School of Technology and Computer Science Seminars

New Algorithmic Guarantees for Searching in Large Datasets

by Samuel McCauley (Bar-Ilan University, Israel)

Monday, May 20, 2019 from to (Asia/Kolkata)
at A-201 (STCS Seminar Room)
Description
Abstract: Many recent advancements in computation have come from harnessing the power of very large sets of data.  This leads to an algorithmic question: how can we store a large dataset so that we can quickly query it later on?  The speed of these queries is a performance bottleneck for many modern big data applications.

One approach to speed up these searches is to adapt to structure in the datasets.  This achieves the best of both worlds: the worst-case guarantees of classical algorithms, on top of the heuristic performance possible for many datasets seen in practice.  My research focuses on algorithms with asymptotic performance bounds that improve on their classic counterparts by taking advantage of structure.

In my talk I will discuss two fundamental search problems.  The first, membership search, queries if a given item is a member of the dataset.

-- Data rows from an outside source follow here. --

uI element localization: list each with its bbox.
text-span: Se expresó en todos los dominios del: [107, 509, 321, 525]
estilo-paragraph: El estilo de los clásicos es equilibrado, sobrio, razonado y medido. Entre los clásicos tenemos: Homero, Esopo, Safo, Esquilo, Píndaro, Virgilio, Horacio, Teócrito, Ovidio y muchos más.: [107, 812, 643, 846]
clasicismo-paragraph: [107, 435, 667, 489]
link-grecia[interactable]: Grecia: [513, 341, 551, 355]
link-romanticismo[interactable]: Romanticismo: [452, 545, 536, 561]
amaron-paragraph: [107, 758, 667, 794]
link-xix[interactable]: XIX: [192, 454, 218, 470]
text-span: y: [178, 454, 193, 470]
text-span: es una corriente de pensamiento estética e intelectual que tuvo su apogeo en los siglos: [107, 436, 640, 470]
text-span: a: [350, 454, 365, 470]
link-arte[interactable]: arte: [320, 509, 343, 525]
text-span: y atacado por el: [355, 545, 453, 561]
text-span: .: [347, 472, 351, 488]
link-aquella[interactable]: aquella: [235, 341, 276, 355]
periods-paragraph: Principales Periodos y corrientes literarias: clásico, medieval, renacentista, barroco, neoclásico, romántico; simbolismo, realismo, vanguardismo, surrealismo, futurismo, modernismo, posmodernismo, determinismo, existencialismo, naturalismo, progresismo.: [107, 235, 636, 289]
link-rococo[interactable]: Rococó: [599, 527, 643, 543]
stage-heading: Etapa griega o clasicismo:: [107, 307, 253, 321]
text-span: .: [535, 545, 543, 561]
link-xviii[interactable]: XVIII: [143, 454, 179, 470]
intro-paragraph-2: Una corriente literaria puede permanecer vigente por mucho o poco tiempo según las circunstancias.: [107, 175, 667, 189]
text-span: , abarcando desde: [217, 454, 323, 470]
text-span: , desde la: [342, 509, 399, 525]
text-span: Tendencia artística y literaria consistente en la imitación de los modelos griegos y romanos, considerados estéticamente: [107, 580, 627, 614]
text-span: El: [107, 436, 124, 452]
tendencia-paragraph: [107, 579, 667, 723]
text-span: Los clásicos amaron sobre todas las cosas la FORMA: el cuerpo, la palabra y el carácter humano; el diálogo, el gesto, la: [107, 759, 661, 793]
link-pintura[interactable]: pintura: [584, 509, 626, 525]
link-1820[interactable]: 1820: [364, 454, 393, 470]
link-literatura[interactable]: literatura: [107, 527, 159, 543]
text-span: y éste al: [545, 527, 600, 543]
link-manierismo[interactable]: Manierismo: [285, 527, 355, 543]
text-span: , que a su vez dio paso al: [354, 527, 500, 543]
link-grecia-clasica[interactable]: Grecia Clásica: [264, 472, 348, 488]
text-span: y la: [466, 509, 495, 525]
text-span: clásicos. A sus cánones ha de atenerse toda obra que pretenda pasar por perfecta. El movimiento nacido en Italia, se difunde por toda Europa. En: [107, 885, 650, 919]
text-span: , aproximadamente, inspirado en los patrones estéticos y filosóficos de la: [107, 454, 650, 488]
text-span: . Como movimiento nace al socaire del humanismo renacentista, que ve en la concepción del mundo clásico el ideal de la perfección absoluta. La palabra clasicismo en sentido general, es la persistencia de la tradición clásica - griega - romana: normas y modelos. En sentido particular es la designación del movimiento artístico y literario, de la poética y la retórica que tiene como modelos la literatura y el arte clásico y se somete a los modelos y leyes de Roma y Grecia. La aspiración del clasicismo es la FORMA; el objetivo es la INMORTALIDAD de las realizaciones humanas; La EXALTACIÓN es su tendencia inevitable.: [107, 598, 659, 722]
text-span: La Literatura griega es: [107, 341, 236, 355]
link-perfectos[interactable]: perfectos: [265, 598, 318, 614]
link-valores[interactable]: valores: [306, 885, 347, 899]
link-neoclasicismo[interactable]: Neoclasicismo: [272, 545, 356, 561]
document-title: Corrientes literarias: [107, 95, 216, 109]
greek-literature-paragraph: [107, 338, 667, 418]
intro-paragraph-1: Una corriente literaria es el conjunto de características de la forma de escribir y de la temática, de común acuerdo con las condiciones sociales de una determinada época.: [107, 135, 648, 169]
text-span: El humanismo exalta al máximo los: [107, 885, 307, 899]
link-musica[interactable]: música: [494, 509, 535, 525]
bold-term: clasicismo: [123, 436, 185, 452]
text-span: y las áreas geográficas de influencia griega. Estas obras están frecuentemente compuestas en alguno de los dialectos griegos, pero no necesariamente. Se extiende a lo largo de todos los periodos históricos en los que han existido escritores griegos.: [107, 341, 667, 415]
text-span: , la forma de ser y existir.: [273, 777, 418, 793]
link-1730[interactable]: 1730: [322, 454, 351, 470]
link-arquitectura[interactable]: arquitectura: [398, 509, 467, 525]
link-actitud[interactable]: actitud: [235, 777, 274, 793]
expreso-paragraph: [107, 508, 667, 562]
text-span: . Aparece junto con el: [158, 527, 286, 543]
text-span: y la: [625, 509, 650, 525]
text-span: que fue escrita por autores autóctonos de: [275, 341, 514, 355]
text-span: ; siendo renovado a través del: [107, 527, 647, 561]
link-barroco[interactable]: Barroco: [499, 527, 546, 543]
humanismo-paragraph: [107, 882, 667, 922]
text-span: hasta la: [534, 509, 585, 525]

I will talk about a new result that speeds up these queries adaptively: the data structure changes its structure after each query, greatly improving the performance on future queries while still retaining optimal worst-case bounds.

I will also talk about similarity search under edit distance, in which we want to find the most similar item in the dataset.  Edit distance is a notion of similarity for texts, so these queries have applications in areas such as text processing and bioinformatics.  I will talk about a search algorithm that uses an approximate notion of similarity for edit distance.  This provides a smooth performance curve: easy datasets containing a wide variety of texts can be searched extremely quickly, whereas worst-case datasets with densely clustered texts require more expensive searches.